Commercial television and radio stations tend to get all their income from advertisers. Tens of billions of dollars are spent every year just on television advertising and the media does its best to create a media product that suits those advertisers.
Whilst audiences may consider the advertisements as an unwelcome interruption to their news and entertainment, in reality that news and entertainment is a way of attracting people to the medium so they will be exposed to the advertisements—a way of delivering audiences for advertisers. “TV works like a Trojan horse: it gains entry into our homes with promises of entertainment and novelty, then delivers its true cargo of commercial messages.”
Throughout the 20th century, newspapers depended less on reader subscriptions and payments and more on advertising for their incomes. Between 1950 and 1980 they had a 40 per cent drop in sales whilst profits skyrocketed. During this same period control of newspapers became more corporate, “hastening the conversion of newspapers to primarily carriers of advertising.”

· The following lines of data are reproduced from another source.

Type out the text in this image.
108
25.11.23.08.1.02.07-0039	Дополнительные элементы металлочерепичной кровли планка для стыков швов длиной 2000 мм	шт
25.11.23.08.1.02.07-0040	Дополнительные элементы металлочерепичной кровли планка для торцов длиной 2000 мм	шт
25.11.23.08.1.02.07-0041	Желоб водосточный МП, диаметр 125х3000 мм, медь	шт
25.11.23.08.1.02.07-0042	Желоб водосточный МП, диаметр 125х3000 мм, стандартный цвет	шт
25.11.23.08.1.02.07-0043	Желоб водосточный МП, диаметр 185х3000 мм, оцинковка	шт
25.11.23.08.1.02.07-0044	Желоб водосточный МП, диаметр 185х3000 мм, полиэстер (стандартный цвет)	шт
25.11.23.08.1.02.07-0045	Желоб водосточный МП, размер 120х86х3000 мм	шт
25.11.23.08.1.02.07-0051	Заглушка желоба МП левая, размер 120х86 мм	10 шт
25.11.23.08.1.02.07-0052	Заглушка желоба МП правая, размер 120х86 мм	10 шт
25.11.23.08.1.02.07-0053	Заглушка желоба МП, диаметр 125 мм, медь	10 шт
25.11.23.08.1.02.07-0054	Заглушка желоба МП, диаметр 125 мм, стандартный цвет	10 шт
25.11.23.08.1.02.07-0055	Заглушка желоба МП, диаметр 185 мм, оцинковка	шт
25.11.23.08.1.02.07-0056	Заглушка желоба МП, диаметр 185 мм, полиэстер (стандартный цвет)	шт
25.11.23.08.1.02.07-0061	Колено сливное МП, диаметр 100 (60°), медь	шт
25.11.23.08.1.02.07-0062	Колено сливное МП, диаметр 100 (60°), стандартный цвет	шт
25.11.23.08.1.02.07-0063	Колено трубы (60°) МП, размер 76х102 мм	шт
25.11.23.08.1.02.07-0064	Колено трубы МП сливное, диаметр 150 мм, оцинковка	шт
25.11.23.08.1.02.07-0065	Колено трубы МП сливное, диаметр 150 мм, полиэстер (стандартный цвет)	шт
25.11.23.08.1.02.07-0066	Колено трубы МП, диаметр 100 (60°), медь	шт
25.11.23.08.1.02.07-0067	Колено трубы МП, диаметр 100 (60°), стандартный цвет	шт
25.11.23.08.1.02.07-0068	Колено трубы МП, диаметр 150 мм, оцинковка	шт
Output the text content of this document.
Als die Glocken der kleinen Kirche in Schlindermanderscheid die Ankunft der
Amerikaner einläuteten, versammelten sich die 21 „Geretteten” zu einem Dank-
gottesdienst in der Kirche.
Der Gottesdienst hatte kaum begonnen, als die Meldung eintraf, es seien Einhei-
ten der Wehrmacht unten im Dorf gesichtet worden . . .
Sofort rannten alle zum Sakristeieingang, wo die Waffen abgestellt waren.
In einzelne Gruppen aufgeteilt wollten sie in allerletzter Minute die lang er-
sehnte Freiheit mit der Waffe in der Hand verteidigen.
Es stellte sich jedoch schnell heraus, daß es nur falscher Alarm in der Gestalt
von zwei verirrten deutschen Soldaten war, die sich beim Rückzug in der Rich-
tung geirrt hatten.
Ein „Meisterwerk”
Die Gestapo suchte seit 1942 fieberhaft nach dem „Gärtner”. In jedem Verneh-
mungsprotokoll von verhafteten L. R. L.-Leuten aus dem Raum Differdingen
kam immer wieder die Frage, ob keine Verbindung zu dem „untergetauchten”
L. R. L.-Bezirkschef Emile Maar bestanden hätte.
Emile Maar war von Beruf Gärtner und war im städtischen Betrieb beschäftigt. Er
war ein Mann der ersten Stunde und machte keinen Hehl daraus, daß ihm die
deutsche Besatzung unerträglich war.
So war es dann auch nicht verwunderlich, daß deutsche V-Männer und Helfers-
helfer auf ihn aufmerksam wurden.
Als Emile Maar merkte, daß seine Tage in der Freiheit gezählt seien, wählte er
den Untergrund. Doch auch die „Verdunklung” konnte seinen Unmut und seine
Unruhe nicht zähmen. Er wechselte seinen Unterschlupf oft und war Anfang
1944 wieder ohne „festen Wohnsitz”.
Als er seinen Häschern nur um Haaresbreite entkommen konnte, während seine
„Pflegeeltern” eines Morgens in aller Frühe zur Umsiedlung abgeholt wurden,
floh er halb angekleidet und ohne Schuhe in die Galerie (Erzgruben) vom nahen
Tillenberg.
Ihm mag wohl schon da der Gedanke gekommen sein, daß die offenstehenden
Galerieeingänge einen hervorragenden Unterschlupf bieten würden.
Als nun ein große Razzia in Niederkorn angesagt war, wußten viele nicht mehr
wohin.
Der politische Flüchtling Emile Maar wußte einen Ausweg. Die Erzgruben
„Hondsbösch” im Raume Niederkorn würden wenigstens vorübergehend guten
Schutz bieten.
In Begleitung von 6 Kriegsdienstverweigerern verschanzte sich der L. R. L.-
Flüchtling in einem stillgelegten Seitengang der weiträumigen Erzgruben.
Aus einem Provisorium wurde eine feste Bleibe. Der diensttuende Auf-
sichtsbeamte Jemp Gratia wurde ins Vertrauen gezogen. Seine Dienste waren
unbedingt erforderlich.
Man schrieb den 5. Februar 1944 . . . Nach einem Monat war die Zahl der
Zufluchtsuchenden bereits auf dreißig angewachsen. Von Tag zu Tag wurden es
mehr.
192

Dependence on advertising has meant newspapers have become less responsive to reader desires and more responsive to corporate requirements. The modern newspaper has been shaped by the demands of advertisers:
You name it: the appearance of ads throughout the pages, the ‘jump’ or continuation of a story from page to page, the rise of sectionalization (as with news, cartoons, sports, financial, living, real estate), common page size, halftone images, process engraving, the use of black-and-white photography, then color, sweepstakes, and finally discounted subscriptions were all forced on publishers by advertisers hoping to find target audiences.